Autonomous cars require a huge amount of data to function properly. They’re loaded with an array of advanced sensors gathering data on local road dimensions, weather conditions, and traffic, but also large, detailed, and accurate global maps. As a team at MIT’s CSAIL explains in a new paper, the problem is that these maps aren’t feasible to maintain outside of small urban areas. This makes a huge percentage of roads in the US—not to mention worldwide—a dicey proposition for autonomous vehicles.
The solution, though not quite “mapless,” dumps the metric high-resolution global maps used by virtually all leading autonomous driving solutions, opting instead to use a simpler, crowdsourced topographical map from openstreetmap.org. The key breakthrough was the team’s realization that “although GPS data is not precise enough for autonomous driving, it is precise enough to enable topological localization.”

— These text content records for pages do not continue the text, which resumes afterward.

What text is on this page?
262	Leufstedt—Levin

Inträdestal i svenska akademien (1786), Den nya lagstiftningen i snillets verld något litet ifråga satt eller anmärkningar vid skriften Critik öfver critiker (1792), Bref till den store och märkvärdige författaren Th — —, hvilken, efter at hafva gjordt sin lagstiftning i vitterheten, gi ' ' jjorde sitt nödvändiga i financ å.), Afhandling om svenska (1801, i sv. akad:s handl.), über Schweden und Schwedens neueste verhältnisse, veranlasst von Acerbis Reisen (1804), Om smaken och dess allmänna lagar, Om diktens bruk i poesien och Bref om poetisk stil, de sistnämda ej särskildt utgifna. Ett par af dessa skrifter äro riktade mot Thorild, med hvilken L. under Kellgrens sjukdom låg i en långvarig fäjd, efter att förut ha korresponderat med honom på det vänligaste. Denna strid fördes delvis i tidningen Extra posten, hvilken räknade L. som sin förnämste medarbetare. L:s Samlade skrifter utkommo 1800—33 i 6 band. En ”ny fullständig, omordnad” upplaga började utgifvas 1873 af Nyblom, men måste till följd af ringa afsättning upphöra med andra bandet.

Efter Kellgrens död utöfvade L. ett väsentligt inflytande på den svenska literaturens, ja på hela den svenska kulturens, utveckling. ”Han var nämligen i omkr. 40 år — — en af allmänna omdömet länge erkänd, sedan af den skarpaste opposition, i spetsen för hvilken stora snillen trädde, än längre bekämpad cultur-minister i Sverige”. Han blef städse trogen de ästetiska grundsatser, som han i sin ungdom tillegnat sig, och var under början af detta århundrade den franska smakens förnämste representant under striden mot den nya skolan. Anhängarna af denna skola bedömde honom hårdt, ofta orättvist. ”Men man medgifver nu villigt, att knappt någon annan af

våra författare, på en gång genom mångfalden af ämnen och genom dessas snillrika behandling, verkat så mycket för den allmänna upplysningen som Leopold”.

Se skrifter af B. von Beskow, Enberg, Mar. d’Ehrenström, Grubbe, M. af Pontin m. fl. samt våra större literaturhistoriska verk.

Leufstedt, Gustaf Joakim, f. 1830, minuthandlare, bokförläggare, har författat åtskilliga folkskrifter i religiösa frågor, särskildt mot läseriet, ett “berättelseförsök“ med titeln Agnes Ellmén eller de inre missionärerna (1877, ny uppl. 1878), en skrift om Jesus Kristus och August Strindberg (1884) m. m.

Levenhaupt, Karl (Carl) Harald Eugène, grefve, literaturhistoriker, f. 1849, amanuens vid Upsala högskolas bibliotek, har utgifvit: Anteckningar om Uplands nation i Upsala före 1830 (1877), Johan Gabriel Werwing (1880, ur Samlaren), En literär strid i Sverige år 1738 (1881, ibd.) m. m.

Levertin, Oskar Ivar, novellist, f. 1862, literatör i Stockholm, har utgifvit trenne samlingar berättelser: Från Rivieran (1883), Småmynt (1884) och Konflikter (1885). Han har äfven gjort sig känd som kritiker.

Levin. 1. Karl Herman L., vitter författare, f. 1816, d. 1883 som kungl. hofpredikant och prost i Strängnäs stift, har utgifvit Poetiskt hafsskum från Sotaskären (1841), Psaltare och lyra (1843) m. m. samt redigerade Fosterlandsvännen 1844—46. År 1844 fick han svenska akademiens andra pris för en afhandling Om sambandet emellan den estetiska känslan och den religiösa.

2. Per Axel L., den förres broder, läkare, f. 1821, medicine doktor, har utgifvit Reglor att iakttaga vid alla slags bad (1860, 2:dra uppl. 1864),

That global localization system (is that any oxymoron?) works in tandem with a small-scale localization system built on good old-fashioned lidar. That small-scale system uses each current road boundary estimation as the basis for the next estimation, and fuses this data with IMU and odometry data from the vehicle in a probabilistic framework. It’s surprisingly efficient, both lean enough to run on a standard PC at 5Hz and capable of estimating the shape of the road up to 35m in advance of the car at speeds over 67 mph. In other words: it works.